All these policies were geared towards setting up a framework for AI regulation to ensure guardrails around the technology. It will not be surprising if the focus of policymakers in 2024 will be to ensure that the public trusts AI.
Building trust in AI (while ensuring it is trustworthy) will be critical in 2024 and beyond. If the UK wants to reap the benefits of AI, it must ensure people are using AI. And for that to happen they need to trust AI. But, as a Cambridge University report states, this trust 'can only be ensured through meaningful legislation and regulation'. Clear AI regulation, then, might be at the top of the government's priorities in the upcoming year.
The UK's AI regulatory road is long, winding and still quite uncertain. Would a re-elected Tory government decide to proceed with more dictated AI regulations than what was set out in the pro-innovation white paper? Would a Labour-led government bring a completely different approach to AI regulation? In any case, regulation is a slow policy wheel which might take longer than a year to turn in the UK (the EU has been trying to pass its directive for 18 months and counting).
While we wait for regulations to be set, standards in AI might be the common focus across most jurisdictions this year. As part of the AI Summit, the UK launched its AI Standards Hub – an institute that it hopes will shape global AI standards. The EU AI Act is also progressing to the standards harmonisation stage this year.
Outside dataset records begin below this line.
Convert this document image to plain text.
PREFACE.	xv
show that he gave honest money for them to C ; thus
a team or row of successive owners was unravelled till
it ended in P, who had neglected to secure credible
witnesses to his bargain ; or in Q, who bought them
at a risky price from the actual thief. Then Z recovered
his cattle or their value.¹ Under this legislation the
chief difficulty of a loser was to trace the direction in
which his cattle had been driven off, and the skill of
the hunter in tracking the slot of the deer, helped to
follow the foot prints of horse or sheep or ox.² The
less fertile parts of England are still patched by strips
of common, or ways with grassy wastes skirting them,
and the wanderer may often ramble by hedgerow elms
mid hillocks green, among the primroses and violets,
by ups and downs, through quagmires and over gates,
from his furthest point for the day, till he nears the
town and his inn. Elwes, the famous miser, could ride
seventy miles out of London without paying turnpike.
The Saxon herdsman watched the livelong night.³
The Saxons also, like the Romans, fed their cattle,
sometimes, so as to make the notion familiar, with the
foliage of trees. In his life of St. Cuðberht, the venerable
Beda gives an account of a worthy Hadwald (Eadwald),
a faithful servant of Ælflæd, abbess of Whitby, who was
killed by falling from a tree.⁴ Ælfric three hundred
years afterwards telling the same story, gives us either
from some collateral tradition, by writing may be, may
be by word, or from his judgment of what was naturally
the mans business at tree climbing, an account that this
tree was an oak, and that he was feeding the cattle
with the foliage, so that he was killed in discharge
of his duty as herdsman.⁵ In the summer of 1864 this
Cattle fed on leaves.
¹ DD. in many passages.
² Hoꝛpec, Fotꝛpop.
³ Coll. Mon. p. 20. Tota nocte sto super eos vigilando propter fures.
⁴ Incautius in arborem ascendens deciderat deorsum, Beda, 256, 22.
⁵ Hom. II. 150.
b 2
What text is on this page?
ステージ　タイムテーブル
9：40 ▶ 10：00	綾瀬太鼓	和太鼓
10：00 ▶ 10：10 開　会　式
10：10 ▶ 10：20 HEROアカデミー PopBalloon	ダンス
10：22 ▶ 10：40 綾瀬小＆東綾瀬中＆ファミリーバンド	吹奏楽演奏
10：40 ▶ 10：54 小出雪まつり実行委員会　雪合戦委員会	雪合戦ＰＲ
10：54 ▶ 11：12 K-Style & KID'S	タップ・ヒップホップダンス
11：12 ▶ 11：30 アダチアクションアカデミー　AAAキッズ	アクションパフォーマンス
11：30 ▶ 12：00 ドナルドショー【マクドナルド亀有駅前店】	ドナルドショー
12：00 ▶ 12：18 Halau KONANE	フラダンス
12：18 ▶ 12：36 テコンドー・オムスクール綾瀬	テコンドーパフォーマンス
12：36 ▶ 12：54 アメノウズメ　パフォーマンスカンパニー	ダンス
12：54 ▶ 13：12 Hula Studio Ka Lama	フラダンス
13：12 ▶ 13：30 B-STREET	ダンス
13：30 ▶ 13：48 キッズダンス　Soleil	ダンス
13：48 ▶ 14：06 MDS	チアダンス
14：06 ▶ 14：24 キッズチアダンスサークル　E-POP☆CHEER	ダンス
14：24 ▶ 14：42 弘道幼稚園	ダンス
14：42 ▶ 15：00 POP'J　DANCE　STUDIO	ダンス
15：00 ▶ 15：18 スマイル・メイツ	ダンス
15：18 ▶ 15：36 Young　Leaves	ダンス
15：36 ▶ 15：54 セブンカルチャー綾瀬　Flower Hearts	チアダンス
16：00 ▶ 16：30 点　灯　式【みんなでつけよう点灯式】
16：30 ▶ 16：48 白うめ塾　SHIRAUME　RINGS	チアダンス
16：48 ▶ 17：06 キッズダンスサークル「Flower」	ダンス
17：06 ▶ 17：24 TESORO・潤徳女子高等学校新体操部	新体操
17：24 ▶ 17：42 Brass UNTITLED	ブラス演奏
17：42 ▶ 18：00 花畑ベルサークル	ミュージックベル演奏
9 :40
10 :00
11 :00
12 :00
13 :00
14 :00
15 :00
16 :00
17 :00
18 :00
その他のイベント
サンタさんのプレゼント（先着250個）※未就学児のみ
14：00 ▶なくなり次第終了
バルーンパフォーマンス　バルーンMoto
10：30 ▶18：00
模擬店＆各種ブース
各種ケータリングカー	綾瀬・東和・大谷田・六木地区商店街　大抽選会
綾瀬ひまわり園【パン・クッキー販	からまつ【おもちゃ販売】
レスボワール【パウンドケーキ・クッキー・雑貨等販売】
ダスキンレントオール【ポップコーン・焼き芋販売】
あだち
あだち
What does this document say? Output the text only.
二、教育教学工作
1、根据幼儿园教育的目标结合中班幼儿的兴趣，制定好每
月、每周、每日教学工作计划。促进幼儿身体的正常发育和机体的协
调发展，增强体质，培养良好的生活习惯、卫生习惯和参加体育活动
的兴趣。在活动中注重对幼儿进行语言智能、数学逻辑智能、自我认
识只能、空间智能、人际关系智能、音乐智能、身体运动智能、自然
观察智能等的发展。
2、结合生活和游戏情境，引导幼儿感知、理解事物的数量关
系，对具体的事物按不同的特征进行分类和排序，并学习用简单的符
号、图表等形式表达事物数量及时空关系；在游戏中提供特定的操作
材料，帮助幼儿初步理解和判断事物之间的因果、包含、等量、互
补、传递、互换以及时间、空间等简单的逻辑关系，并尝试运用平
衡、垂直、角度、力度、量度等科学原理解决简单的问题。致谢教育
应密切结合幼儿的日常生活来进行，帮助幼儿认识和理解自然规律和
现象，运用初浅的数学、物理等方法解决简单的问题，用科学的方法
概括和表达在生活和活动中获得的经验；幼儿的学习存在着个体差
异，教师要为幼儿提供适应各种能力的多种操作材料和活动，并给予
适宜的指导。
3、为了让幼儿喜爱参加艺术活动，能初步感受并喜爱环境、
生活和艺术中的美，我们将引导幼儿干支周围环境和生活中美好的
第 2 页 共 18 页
Creating global standards can provide an interim security blanket. If standards are widely accepted, they can create a common language between jurisdictions about AI security, increasing global trust and interoperability of AI tools. That, in turn, would alleviate some of the safety concerns around the technology and encourage a higher uptake of AI by businesses and consumers.
Trade-offs and balances
Most of the discussions about making AI safe in the past year were about principles. But as legislative efforts move up a gear to more practical solutions to restrict AI risk, policymakers need to be clear about the many balances and trade-offs that regulation of such a game-changing technology entails: between mitigating risks and hindering innovation, between cost and effectiveness, between users' privacy and the need for data sharing; between various regulations, and more.
The balances that need to be struck make the respective weightings attached to the costs and benefits of some regulations especially important.
Frontier's work two years ago for the Department for Science, Innovation and Technology (DCMS) showed that a detailed blanket regulation, like the EU AI Act, might harm innovation, especially among SMEs.
But tech companies, be they giants or start-ups, are not the only ones that might be affected. Generative AI will sweep over the entire economy, and many non-tech companies might soon need to assess their adherence to certain regulations.
Breathless hyperbole or a prescient warning? Opinions will differ, but we all need to think hard about the regulatory trade-offs and balances needed to ensure that we end up with the policies that most effectively maximise the benefits of AI while minimising the risks.